Division of labour is defined as the process whereby general tasks and roles become increasingly specialized. It is a concept that has been touched on by all sociologists, but in particular Karl Marx elaborates on it. It ties in to his theories involving alienation and exploitation. He claims that the division of labour can be traced back to early family ties where "the wife and children were slaves to the husband." This introduces his stand of gender relations and roles and feminism. As the process of industrialization occurs in societies, tasks become more specialized and individuals become more dependent on each other. These tasks function to materialize wants and needs of individuals.

An example of division of labour can be found at my workplace. I work at McDonald's and usually when we are faced with a lunch rush, we divide the tasks among the workers. One person would be in charge of fries, while the other would be in charge of the burgers, and so forth.

- definition is short and concise; could be elaborated just a tad more

- two related concepts of Karl Marx are connected to the concept being defined. Related concepts from Durkheim could also have been used instead of Marx.

- the concept is further elaborated, with the notion of 'dependency'

- the example is clearly presented and explained.

Mark: 3.5/4

Student Z

5. Religion

The concept of religion comes from the works of Emile Durkheim. Durkheim defined religion as "...a unified system of beliefs and practices that unite in one single moral community, called a Church, all who adhere to them." Durkheim suggested that three requirements were needed to develop a religion: a set of religious beliefs, a set of religious rites and a church. Durkheim studied the Arunta tribe of Australia. He saw them as a primitive society and religion. He felt it would be easier to gain insight into this society because it was more open. It was also less developed and confusing since it was not overshadowed or affected by modernities. He also felt this religion was in its most pristine form and would give insight into modern religion.

Durkheim saw society as the source of religion and saw society forming religion by labeling phenomena as either sacred or profane. Sacred meaning set apart or revered and profane meaning everyday or mundane. He saw Totemism as the most primitive form of religion. Totemism is the idea of seeing plants or animals as sacred. He also believed collective effervescence to play a part in religion. Collective effervescence refers to great moments in history when the collective has raised or heightened the level of collective exaltation to where it impacts and/or changes society and religion. Examples of this would be the Reformation or the Renaissance.

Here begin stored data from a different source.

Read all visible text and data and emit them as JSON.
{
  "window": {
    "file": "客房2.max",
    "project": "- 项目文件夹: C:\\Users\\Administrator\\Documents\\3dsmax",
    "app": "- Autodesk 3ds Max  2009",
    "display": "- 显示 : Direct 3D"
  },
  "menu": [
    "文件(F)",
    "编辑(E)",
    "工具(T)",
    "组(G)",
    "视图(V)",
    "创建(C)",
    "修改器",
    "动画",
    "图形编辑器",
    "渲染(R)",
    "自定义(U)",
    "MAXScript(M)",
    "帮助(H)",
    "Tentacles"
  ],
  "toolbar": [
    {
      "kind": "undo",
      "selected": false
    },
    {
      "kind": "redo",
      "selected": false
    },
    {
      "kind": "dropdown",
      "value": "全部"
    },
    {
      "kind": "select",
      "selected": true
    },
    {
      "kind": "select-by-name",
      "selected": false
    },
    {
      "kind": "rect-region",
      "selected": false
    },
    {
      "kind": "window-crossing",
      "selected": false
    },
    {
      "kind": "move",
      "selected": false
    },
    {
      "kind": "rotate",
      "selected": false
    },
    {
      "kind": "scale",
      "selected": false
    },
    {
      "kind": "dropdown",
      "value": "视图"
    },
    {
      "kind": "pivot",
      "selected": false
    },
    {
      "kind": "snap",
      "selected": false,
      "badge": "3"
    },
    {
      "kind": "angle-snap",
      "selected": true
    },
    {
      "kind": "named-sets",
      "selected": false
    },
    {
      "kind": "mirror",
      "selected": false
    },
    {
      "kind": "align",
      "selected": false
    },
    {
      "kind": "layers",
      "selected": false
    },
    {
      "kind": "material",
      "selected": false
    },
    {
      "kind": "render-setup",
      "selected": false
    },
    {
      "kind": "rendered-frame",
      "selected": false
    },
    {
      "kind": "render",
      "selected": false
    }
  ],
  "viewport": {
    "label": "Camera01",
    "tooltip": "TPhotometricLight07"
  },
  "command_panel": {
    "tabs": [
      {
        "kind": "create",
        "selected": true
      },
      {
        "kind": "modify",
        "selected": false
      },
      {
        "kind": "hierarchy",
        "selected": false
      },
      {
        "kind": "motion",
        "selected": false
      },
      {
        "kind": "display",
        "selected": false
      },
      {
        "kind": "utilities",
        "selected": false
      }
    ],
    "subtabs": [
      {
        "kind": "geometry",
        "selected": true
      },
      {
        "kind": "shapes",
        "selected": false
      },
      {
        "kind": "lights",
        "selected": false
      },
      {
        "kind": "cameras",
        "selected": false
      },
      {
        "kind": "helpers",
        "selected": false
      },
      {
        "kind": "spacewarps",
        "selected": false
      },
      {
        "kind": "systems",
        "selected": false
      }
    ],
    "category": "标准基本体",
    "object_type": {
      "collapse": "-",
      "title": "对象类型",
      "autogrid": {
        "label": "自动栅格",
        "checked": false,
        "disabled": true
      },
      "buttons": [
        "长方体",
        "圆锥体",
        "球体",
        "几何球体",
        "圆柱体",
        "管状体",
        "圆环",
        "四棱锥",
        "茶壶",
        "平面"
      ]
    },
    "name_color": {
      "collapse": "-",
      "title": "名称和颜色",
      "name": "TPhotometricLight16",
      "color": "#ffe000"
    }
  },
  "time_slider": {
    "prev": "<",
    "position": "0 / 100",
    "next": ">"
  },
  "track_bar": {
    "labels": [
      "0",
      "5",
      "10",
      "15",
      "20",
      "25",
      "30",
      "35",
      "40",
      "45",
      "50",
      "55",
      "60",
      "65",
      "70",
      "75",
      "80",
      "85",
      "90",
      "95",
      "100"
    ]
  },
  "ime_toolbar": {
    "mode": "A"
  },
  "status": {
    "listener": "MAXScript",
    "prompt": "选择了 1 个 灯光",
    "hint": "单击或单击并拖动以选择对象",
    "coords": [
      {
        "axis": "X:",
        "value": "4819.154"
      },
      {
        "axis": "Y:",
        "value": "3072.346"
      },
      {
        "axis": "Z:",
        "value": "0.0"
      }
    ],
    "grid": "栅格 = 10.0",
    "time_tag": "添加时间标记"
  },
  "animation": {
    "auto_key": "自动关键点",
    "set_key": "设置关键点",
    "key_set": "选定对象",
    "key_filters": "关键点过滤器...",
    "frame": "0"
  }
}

There are many forms of religion today. I agree with Durkheim who stated that while religion was once all-encompassing in society, as society has grown and modernized religion has become more specialized and occupies a more narrow domain. This is especially true of Toronto where Catholic, Christian, Islamic, Greek and other religions exist side by side.


- again, the definition is short, concise, and accurate
- in an exam, citations are not exactly required
- the definition of religion for Durkheim should mention most, if not all, of these elements

- the definition is elaborated, introducing other concepts Durkheim uses to analyze religion

- this is one of Durkheim's main points when he analyzes religion

- another main point
- this distinction is quite central
- the difference between 'sacred' and 'profane' is explained accurately; Totemism and 'collective effervescence' are mentioned and explained

- the example applies Durkheim's analysis to the variety of religions in modern-day Toronto

general comments: This answer covers much more ground in the contextualization section than is necessary. However, all of the information presented is accurate.